Cada vez que paso por el frente de la Gobernación tengo el mismo pensamiento: como han sido de ingratos, indiferentes e injustos los parlamentarios, diputados y gobernadores, desde 1968 hasta hoy, con el Dr. José Antonio Murgas Aponte, el famoso, servicial y buen amigo ‘Toño’ Murgas, el alma e impulsor de la ley de la creación de este departamento, quien en un acto de desprendimiento, como solo él lo sabía hacer, declinó ser su primer gobernador y le manifestó al presidente Carlos Llera Restrepo, que no aceptaba, que el candidato ideal era Alfonso López Michelsen, para terminar con la enemistad política existente entre Lleras y López, lo que ocasionó, cuando lo supo una explosión iracunda de Crispín Villazón de Armas, su cuñado, que le dijo en tono airado: nos acabó, se arrepentirá toda la vida de haber hecho semejante locura, revivió nuestros enemigos, vamos a aguantar garrote y a perder lo que con tanto esfuerzo hemos conseguido, nos van a aplastar. Fue profético, no los aplastaron pero les dieron duro. Pero sigamos ¿por qué hablo de ingratitud, indiferencia e injusticia? Porque hay que ser agradecido y justo con quien se lo merece y se lo ha ganado. 
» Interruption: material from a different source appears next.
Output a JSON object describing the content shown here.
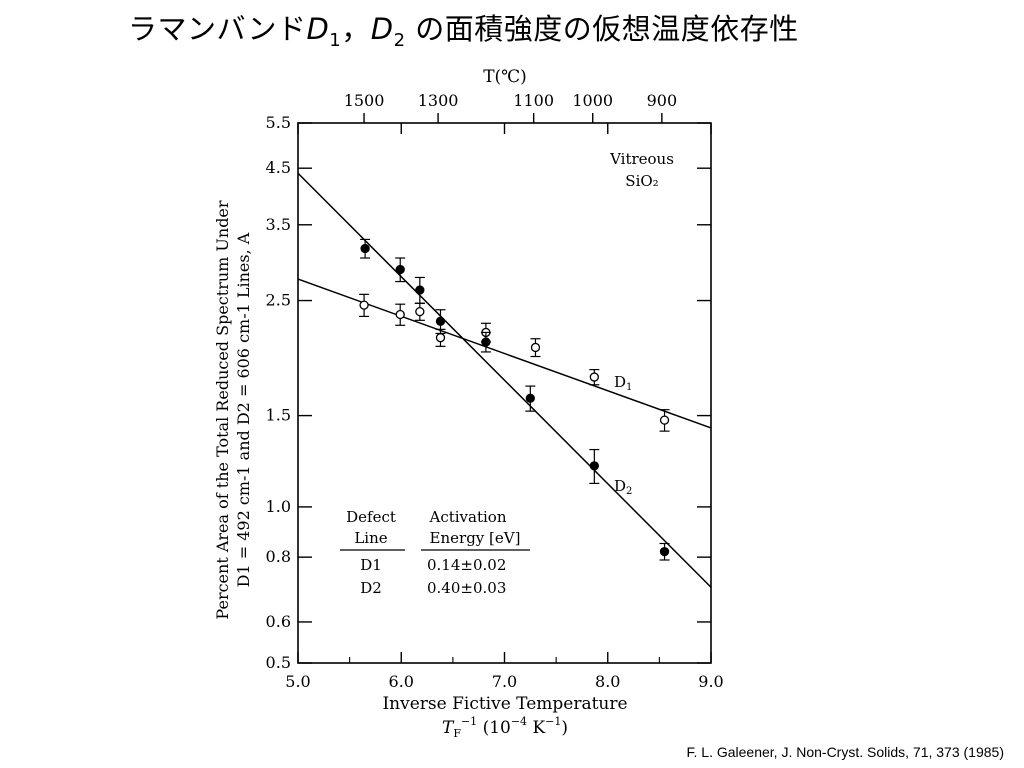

Me explico, nada más justo y merecido que el Dr. Pedro Castro Monsalvo, de quien no tenemos que agregar nada porque todos conocemos de sus merecimientos, haga presencia en la plazoleta de la Gobernación, que López Michelsen, primer gobernador que solo nos dejó ayudado por Consuelo, Rafael, Andrés y Miriam el Festival y que después fue presidente, lo acompañé y también aceptémoslo porque fue grande e inmolado Luis Carlos Galán, para completar la trilogía, pero el más importante por ser el creador del Departamento al cual Pedro Castro se opuso, José Antonio Murgas Aponte no haga presencia no tiene explicación, porque además Murgas después se paseó con todos los honores por los más importantes cargos que una persona pueda desempeñar: gobernador, ministro, embajador y fogoso parlamentario sin una sola mancha en su hoja de vida y sin pisar jamás una Procuraduría o un despacho judicial.

Que esté ausente e ignorado es injusto, no hay derecho, eso no tiene justificación, pero como el Dr. Murgas, el querido ‘Toño’ no lo ha intrigado ni pedido, porque él es así, desprovisto de toda vanidad, humilde y honrado hasta el tuétano nunca ha dicho nada, pero yo no, yo soy distinto y desde esta tribuna periodística le hago un llamado clamoroso y angustioso al gobernador Luis Alberto Monsalvo su amigo, a los señores diputados, especialmente a los liberales, partido político que ‘Toño’ Murgas idolatra y quiere, para que en vida, para que lo goce, se le erija una estatua de cuerpo completo y en una placa con su nombre, José Antonio Murgas, se le reconozca el mérito de ser el creador de El Cesar y que se agregue: como homenaje a la humildad, a la honradez y a la inteligencia. 

Si le consultan, ya lo estoy viendo diciendo que no, que eso para qué, que con la de San Diego tiene, que se la quieren quitar, léase bien ¡se la quieren quitar!, qué osadía, pues él es el hijo más ilustre que ha tenido esa bella villa. Cosas de la vida, pero el no dice nada él es así.